Driven by her unconventional taste, Werger strives to find music outside of the canon, especially in regard to increasing diversity in repertoire. This past winter, she received senior experience funding to go to Austria and interview her favorite composer Nancy Van de Vate. Werger initially wanted to talk about the canon because of its heavy influence on her music and her struggles as a female composer. Van de Vate was uninterested in questions about the canon.
“My interview with Van de Vate showed me […] the canon itself isn’t the sole reason for the lack of […] diversity, but rather our relationship to [the canon]. The choices we make with funding and where we spend our time are everything, and at Lawrence we have a really unique opportunity to make use of funds like senior experience to try new things.”
Werger encouraged students who are interested in new music but unsure where to start to talk to people who love contemporary or new music like she does.
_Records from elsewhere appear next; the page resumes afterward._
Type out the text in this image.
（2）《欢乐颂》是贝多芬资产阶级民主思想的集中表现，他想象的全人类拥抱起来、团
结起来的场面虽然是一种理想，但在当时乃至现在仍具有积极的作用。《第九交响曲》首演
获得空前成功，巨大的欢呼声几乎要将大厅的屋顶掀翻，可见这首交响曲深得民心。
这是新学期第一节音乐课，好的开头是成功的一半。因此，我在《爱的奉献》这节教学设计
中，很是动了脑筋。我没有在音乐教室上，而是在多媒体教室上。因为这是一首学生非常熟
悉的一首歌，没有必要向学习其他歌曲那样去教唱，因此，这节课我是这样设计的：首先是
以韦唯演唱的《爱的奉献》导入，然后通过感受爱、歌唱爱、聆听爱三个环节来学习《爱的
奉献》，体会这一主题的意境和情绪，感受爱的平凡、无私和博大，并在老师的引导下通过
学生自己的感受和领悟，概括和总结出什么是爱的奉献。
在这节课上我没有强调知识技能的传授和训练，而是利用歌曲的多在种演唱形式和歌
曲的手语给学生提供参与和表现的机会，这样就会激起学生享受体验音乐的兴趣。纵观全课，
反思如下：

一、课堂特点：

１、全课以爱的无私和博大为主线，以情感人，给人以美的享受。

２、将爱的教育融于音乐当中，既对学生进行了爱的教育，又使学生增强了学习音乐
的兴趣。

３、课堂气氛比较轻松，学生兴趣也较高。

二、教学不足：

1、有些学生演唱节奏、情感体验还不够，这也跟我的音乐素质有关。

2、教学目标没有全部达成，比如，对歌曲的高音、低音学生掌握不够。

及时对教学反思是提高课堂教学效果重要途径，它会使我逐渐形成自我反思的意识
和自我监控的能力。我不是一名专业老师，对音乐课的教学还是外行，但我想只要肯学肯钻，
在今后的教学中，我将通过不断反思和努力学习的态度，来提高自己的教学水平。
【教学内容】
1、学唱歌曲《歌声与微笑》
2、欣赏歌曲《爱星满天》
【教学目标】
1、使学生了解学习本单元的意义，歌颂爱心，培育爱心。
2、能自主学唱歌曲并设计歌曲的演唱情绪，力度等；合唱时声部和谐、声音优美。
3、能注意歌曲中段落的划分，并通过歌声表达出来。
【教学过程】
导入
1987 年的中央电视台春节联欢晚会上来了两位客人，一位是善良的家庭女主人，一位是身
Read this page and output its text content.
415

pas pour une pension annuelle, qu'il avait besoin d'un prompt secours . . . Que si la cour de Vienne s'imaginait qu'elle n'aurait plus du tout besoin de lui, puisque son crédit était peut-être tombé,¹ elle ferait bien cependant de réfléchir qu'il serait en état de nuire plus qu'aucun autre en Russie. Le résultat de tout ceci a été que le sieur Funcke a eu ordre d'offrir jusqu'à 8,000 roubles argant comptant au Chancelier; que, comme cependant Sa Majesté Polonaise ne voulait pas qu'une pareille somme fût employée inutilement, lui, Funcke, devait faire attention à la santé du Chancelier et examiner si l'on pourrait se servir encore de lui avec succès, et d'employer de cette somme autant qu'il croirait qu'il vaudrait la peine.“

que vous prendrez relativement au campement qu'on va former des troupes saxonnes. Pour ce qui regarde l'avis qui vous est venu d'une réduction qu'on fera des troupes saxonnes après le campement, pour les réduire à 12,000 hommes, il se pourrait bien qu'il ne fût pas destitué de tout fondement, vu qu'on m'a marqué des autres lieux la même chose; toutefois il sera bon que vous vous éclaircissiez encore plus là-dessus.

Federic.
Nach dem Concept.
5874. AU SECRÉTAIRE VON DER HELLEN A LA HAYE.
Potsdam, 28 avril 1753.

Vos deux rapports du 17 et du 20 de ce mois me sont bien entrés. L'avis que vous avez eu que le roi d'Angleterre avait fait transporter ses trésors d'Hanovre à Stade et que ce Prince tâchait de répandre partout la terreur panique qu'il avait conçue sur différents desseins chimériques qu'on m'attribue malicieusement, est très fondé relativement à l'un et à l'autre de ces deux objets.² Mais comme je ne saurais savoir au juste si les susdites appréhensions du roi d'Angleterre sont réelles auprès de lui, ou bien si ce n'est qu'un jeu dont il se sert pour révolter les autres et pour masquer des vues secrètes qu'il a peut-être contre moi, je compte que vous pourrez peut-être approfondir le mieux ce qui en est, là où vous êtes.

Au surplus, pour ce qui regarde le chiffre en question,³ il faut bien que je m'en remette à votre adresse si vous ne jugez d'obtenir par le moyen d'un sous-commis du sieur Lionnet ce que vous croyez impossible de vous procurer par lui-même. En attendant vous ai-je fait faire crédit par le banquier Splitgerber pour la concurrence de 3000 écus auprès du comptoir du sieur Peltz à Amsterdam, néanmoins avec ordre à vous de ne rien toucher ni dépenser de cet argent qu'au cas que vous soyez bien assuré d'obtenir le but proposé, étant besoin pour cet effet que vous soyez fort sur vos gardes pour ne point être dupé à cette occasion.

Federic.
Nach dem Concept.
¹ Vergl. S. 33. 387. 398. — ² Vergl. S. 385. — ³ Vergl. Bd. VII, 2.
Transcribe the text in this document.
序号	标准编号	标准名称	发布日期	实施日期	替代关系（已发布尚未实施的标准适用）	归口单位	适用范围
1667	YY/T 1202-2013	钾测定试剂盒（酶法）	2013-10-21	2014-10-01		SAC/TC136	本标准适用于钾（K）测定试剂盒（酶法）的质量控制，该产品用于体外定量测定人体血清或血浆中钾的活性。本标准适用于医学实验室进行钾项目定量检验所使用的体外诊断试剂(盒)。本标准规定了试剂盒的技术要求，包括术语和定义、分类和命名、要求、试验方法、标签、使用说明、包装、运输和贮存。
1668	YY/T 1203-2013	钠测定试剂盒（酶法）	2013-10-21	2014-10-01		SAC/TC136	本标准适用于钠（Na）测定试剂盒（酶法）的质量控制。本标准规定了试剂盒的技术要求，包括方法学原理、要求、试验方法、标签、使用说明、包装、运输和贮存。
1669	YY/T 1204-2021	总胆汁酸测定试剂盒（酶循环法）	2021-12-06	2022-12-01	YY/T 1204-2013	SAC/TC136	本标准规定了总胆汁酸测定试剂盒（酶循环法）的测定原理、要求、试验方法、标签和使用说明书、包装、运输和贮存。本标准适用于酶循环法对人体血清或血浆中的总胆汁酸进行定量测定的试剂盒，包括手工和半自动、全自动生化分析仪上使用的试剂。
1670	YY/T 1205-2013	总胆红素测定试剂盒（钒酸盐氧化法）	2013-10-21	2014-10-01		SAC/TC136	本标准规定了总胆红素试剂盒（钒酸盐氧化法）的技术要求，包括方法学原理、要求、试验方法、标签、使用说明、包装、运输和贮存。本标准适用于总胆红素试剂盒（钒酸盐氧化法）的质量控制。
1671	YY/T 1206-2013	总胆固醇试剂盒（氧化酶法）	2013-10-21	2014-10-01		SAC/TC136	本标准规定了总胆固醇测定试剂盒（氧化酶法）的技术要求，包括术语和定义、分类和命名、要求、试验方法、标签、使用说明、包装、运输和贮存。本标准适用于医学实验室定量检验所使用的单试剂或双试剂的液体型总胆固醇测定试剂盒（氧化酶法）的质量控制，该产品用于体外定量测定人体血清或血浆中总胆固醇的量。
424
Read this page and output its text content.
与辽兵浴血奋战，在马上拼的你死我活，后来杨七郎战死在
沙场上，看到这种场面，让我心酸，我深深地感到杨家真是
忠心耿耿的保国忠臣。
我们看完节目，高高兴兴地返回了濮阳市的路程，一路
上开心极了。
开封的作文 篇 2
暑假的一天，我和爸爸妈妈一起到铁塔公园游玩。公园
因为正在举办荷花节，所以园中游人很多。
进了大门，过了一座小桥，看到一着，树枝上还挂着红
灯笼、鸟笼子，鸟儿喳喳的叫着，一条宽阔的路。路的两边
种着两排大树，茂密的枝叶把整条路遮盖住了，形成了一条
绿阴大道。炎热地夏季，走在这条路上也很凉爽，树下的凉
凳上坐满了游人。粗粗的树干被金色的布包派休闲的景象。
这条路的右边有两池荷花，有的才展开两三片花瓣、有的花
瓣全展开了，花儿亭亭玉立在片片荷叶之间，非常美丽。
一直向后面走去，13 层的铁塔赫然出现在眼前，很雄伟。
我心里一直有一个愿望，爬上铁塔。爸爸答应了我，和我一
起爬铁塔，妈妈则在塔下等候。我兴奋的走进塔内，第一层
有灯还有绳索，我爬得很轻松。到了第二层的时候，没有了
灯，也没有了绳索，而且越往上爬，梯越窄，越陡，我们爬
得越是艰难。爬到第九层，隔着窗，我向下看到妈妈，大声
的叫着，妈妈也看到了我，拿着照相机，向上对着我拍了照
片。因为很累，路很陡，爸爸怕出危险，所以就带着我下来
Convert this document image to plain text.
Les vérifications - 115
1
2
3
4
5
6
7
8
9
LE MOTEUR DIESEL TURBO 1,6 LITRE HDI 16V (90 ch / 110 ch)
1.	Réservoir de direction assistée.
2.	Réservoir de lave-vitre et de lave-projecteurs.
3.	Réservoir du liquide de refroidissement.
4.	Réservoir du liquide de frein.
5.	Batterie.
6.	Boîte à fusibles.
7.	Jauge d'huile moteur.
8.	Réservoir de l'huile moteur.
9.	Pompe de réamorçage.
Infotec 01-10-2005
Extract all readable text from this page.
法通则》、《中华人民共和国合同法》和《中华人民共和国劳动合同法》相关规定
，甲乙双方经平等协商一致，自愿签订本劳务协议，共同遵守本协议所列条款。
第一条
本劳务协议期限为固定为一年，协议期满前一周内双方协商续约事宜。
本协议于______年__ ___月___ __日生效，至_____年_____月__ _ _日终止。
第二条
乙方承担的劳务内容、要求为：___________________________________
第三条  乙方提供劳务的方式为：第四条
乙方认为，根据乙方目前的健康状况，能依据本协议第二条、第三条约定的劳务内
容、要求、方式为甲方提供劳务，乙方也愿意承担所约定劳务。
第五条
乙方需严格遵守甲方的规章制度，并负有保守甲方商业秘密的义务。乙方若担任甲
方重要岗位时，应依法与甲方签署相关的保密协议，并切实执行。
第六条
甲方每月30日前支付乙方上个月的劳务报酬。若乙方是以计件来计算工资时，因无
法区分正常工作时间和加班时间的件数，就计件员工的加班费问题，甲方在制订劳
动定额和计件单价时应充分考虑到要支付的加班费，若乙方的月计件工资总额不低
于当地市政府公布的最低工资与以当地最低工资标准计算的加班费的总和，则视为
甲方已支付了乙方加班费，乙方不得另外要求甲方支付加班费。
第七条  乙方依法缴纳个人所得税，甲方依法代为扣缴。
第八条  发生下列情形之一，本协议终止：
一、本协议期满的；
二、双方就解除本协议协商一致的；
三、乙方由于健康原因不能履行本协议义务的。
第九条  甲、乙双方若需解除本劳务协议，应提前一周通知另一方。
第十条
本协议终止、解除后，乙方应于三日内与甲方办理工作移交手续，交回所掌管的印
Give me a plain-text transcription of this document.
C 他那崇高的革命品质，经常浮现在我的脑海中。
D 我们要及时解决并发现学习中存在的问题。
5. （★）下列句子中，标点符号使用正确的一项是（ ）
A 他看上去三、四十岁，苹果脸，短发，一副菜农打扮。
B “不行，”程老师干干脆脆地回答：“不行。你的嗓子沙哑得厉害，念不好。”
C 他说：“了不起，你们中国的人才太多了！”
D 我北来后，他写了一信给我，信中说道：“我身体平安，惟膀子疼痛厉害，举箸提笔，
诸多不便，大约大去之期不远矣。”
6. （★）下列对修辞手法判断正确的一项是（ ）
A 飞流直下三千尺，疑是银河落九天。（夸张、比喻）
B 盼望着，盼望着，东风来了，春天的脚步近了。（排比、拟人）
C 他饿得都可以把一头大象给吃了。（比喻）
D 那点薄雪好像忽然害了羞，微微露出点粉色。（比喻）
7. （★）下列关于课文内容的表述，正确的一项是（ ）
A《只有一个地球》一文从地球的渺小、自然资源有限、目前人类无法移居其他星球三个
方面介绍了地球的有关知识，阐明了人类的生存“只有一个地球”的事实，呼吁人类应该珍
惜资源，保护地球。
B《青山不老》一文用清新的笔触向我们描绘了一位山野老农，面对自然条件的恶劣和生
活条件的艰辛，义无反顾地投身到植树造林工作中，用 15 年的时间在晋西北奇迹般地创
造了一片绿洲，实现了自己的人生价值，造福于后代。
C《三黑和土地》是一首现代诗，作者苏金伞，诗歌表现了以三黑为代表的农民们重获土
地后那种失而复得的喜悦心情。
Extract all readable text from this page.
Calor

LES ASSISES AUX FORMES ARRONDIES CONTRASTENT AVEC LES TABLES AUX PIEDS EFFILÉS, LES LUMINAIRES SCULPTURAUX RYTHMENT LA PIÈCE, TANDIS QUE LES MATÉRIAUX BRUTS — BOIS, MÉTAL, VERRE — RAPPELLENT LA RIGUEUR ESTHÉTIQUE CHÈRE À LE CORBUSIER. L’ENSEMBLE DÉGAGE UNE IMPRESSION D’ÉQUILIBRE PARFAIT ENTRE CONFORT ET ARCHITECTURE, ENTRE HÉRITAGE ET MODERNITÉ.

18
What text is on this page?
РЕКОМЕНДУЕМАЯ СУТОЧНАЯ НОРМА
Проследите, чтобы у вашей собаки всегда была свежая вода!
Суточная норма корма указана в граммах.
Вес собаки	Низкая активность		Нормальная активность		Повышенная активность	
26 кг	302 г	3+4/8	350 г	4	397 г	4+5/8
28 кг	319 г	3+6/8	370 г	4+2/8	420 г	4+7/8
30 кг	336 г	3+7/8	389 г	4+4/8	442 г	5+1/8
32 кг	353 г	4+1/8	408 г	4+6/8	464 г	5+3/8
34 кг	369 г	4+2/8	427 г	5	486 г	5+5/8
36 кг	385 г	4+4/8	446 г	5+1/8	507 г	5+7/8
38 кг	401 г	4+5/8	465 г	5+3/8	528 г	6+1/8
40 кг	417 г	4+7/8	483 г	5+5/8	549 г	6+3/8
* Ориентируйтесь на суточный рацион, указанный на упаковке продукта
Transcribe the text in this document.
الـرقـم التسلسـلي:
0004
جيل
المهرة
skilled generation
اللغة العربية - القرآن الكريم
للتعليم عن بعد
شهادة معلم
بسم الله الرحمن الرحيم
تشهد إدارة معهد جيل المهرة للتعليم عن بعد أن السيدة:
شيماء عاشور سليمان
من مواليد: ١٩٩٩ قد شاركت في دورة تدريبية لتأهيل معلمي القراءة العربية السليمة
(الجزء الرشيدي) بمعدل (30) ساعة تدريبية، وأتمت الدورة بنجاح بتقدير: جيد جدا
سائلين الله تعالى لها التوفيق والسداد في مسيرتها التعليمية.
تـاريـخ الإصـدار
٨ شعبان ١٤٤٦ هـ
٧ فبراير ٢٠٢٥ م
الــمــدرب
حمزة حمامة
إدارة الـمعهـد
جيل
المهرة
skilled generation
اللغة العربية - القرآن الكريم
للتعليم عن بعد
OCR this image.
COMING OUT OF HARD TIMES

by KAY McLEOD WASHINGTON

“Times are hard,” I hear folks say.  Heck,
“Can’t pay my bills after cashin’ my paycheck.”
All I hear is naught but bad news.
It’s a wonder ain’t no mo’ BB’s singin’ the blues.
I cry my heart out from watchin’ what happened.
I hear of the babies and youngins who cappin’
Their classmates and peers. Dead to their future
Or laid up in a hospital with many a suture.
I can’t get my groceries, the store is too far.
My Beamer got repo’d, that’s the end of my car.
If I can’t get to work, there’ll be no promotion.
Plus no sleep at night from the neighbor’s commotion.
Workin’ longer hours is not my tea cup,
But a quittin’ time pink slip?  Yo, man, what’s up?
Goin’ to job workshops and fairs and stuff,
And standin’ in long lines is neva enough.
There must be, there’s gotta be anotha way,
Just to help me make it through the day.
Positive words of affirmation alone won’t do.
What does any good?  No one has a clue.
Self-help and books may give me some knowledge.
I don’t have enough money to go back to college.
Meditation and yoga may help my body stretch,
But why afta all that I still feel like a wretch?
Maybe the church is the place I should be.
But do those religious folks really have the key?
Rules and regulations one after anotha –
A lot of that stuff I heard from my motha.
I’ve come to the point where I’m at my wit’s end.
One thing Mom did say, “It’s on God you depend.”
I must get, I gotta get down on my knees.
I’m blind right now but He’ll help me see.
She stressed that the first step can be realizing where you might have gaps in your knowledge—like asking yourself if you know more than one female composer or composer of color. She suggested taking time to listen to music outside the canon with the goal of engaging communities to talk about this music along with playing and performing this repertoire.
Last summer, things came full circle for Werger when she was able to spend two weeks in California at the Eighth Blackbird Creative Lab. While in California, she was able to attend workshops and lectures with composers such as Jennifer Higdon and Nico Muhly. Every student was split into ensembles where they received intensive coaching from members of Eighth Blackbird.
Werger is still in contact with many of the festival participants and cites Lisa Kaplan, the pianist for Eighth Blackbird, as one of her greatest mentors. This past spring break, Werger went to Chicago and performed with past fellows in concert and on the radio.
“It was the most meaningful musical experience of my life,” said Werger.
You can catch her this weekend presenting her senior experience lecture-recital on Sunday, Apr. 28, at 3 p.m. in Harper Hall.